As the new Member of Parliament for Newcastle-under-Lyme, I am supporting the town centre by opening a shop there. I welcome what the Minister said about business rates, but will she also look into the taper on small business rates relief? If someone has a property worth £12,000, they pay no business rates, but if it is valued at £15,000 they pay £7,500 a year, which has made it difficult for the council to let units at the top end of that scale. Will the Department look into the issue?
There will be a fundamental review of business rates, which many retailers will welcome. It will be a wide review and I am sure the issue my hon. Friend highlights will be looked into. I should highlight that we have managed to take a number of small retailers—I believe it is more than 685,000—out of paying any rates at all.
This week, thousands of climate hypocrites will zoom into Davos in hundreds of private jets to lecture the world about stopping the consumption of fossil fuels, oblivious to their own hypocritical behaviour.
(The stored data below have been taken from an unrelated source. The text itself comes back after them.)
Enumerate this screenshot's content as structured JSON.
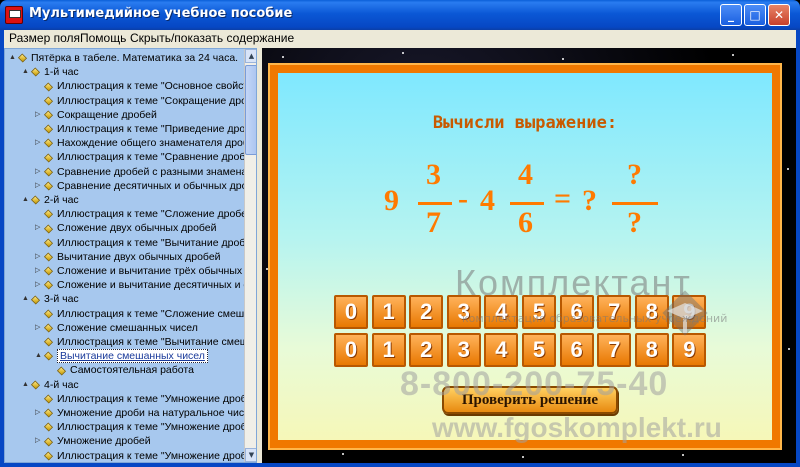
{
  "window": {
    "title": "Мультимедийное учебное пособие",
    "minimize": "_",
    "maximize": "□",
    "close": "✕"
  },
  "menu": [
    "Размер поля",
    "Помощь",
    "Скрыть/показать содержание"
  ],
  "tree": [
    {
      "level": 0,
      "exp": "▲",
      "label": "Пятёрка в табеле. Математика за 24 часа."
    },
    {
      "level": 1,
      "exp": "▲",
      "label": "1-й час"
    },
    {
      "level": 2,
      "exp": "",
      "label": "Иллюстрация к теме \"Основное свойство"
    },
    {
      "level": 2,
      "exp": "",
      "label": "Иллюстрация к теме \"Сокращение дробей\""
    },
    {
      "level": 2,
      "exp": "▷",
      "label": "Сокращение дробей"
    },
    {
      "level": 2,
      "exp": "",
      "label": "Иллюстрация к теме \"Приведение дробей"
    },
    {
      "level": 2,
      "exp": "▷",
      "label": "Нахождение общего знаменателя дробей"
    },
    {
      "level": 2,
      "exp": "",
      "label": "Иллюстрация к теме \"Сравнение дробей"
    },
    {
      "level": 2,
      "exp": "▷",
      "label": "Сравнение дробей с разными знаменателями"
    },
    {
      "level": 2,
      "exp": "▷",
      "label": "Сравнение десятичных и обычных дробей"
    },
    {
      "level": 1,
      "exp": "▲",
      "label": "2-й час"
    },
    {
      "level": 2,
      "exp": "",
      "label": "Иллюстрация к теме \"Сложение дробей"
    },
    {
      "level": 2,
      "exp": "▷",
      "label": "Сложение двух обычных дробей"
    },
    {
      "level": 2,
      "exp": "",
      "label": "Иллюстрация к теме \"Вычитание дробей"
    },
    {
      "level": 2,
      "exp": "▷",
      "label": "Вычитание двух обычных дробей"
    },
    {
      "level": 2,
      "exp": "▷",
      "label": "Сложение и вычитание трёх обычных дробей"
    },
    {
      "level": 2,
      "exp": "▷",
      "label": "Сложение и вычитание десятичных и обычных"
    },
    {
      "level": 1,
      "exp": "▲",
      "label": "3-й час"
    },
    {
      "level": 2,
      "exp": "",
      "label": "Иллюстрация к теме \"Сложение смешанных"
    },
    {
      "level": 2,
      "exp": "▷",
      "label": "Сложение смешанных чисел"
    },
    {
      "level": 2,
      "exp": "",
      "label": "Иллюстрация к теме \"Вычитание смешанных"
    },
    {
      "level": 2,
      "exp": "▲",
      "label": "Вычитание смешанных чисел",
      "selected": true
    },
    {
      "level": 3,
      "exp": "",
      "label": "Самостоятельная работа"
    },
    {
      "level": 1,
      "exp": "▲",
      "label": "4-й час"
    },
    {
      "level": 2,
      "exp": "",
      "label": "Иллюстрация к теме \"Умножение дробей"
    },
    {
      "level": 2,
      "exp": "▷",
      "label": "Умножение дроби на натуральное число"
    },
    {
      "level": 2,
      "exp": "",
      "label": "Иллюстрация к теме \"Умножение дробей"
    },
    {
      "level": 2,
      "exp": "▷",
      "label": "Умножение дробей"
    },
    {
      "level": 2,
      "exp": "",
      "label": "Иллюстрация к теме \"Умножение дробей"
    }
  ],
  "scroll": {
    "up": "▲",
    "down": "▼"
  },
  "task": {
    "title": "Вычисли выражение:",
    "whole1": "9",
    "num1": "3",
    "den1": "7",
    "minus": "-",
    "whole2": "4",
    "num2": "4",
    "den2": "6",
    "equals": "=",
    "answer_whole": "?",
    "answer_num": "?",
    "answer_den": "?"
  },
  "digits_row1": [
    "0",
    "1",
    "2",
    "3",
    "4",
    "5",
    "6",
    "7",
    "8",
    "9"
  ],
  "digits_row2": [
    "0",
    "1",
    "2",
    "3",
    "4",
    "5",
    "6",
    "7",
    "8",
    "9"
  ],
  "check_button": "Проверить решение",
  "watermark": {
    "name": "Комплектант",
    "subtitle": "комплектация образовательных учреждений",
    "phone": "8-800-200-75-40",
    "url": "www.fgoskomplekt.ru"
  }
}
Will the Secretary of State assure us that she will not heed any of the calls for policies that would cost jobs in our energy-intensive industries, add costs to the fuel prices of the millions in fuel poverty, or add green burdens to consumers, farmers and motorists?
The right hon. Gentleman makes a vital point. It is not enough that we just look at our own behaviour here in the United Kingdom, where we are determined to meet our net-zero ambitions; we should also do all we can to lead the world in tackling the climate emergency. In our plans in the run-up to COP26, we have set out some really ambitious ideas for how we can not only work at home to decarbonise but help the rest of the world in their efforts to solve their own problems and behave better in the way they travel.
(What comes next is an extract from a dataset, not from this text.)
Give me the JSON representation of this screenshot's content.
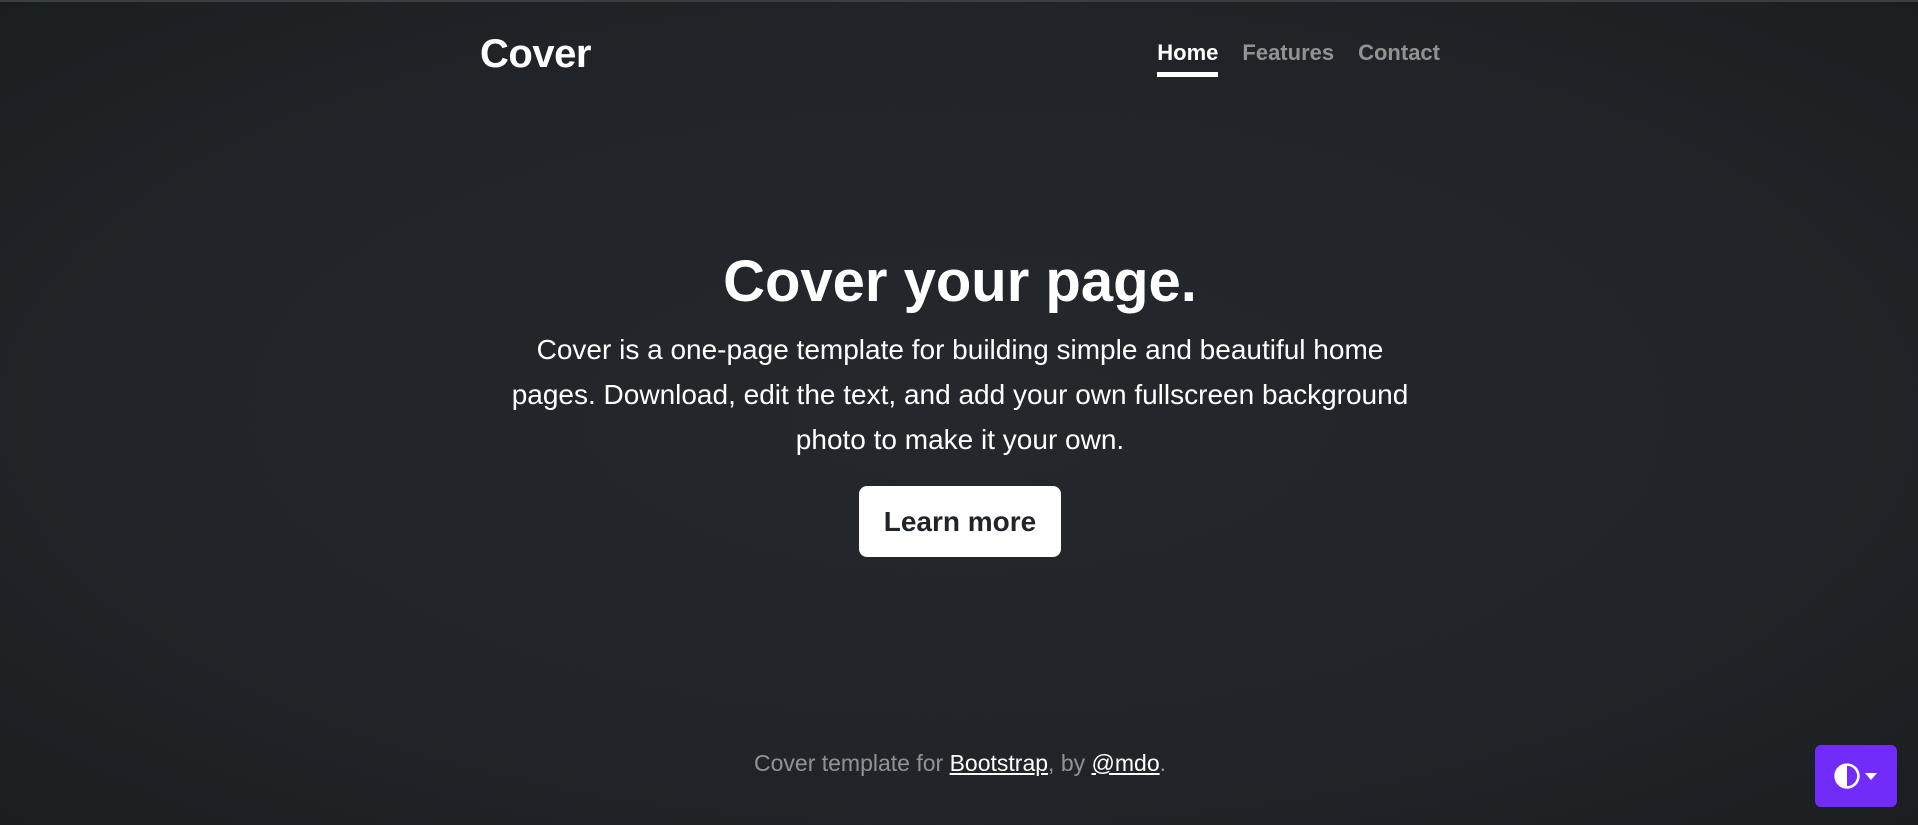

Hard-working Harlow binmen and women have been harassed and bullied in a pretty shocking way by Veolia management over many months. Will my hon. Friend launch an inquiry into what has been going on and ensure that guidance is given to local councils throughout the country to stop any new contracts with Veolia until it stops bullying and harassing its workforce?
Westfield is set to open a fabulous new shopping centre in Croydon, but the French owner of Westfield, Unibail-Rodamco, is worried about business rates, the state of retail and the impact of Brexit. Will the Secretary of State please meet representatives of Westfield and Unibail-Rodamco to talk about some of those concerns?
My constituency is no less than the life sciences capital of the world. We have the global headquarters of AstraZeneca, 20,000 people working in the biomedical campus around Addenbrooke’s Hospital and dozens of industrial parks and small businesses developing new therapies, helping people to live longer and healthier. Many of those companies are dependent on research grants, some of which come from the EU. Will my hon. Friend tell me what work the Government are doing to ensure that South Cambridge remains the biomedical and life sciences capital of the world, and that companies have continuity of funding once we leave the EU?
I welcome my hon. Friend to his place. He represents an area that is the life sciences crucible of Europe and, as science Minister, I am determined to ensure that that continues. I will meet the vice-chancellor, Stephen Toope, shortly to talk about Cambridge’s own plans for investment for the future.
On European investment, I want to make it perfectly clear to the House that when it comes to Horizon 2020, including European Research Council grants and Marie Skłodowska-Curie actions, the withdrawal agreement ensures that we can continue within that framework. When it comes to looking at Horizon Europe, its successor scheme, we want to explore an association that is as full as possible. We may be leaving the EU, but we will not be leaving our European research partnerships.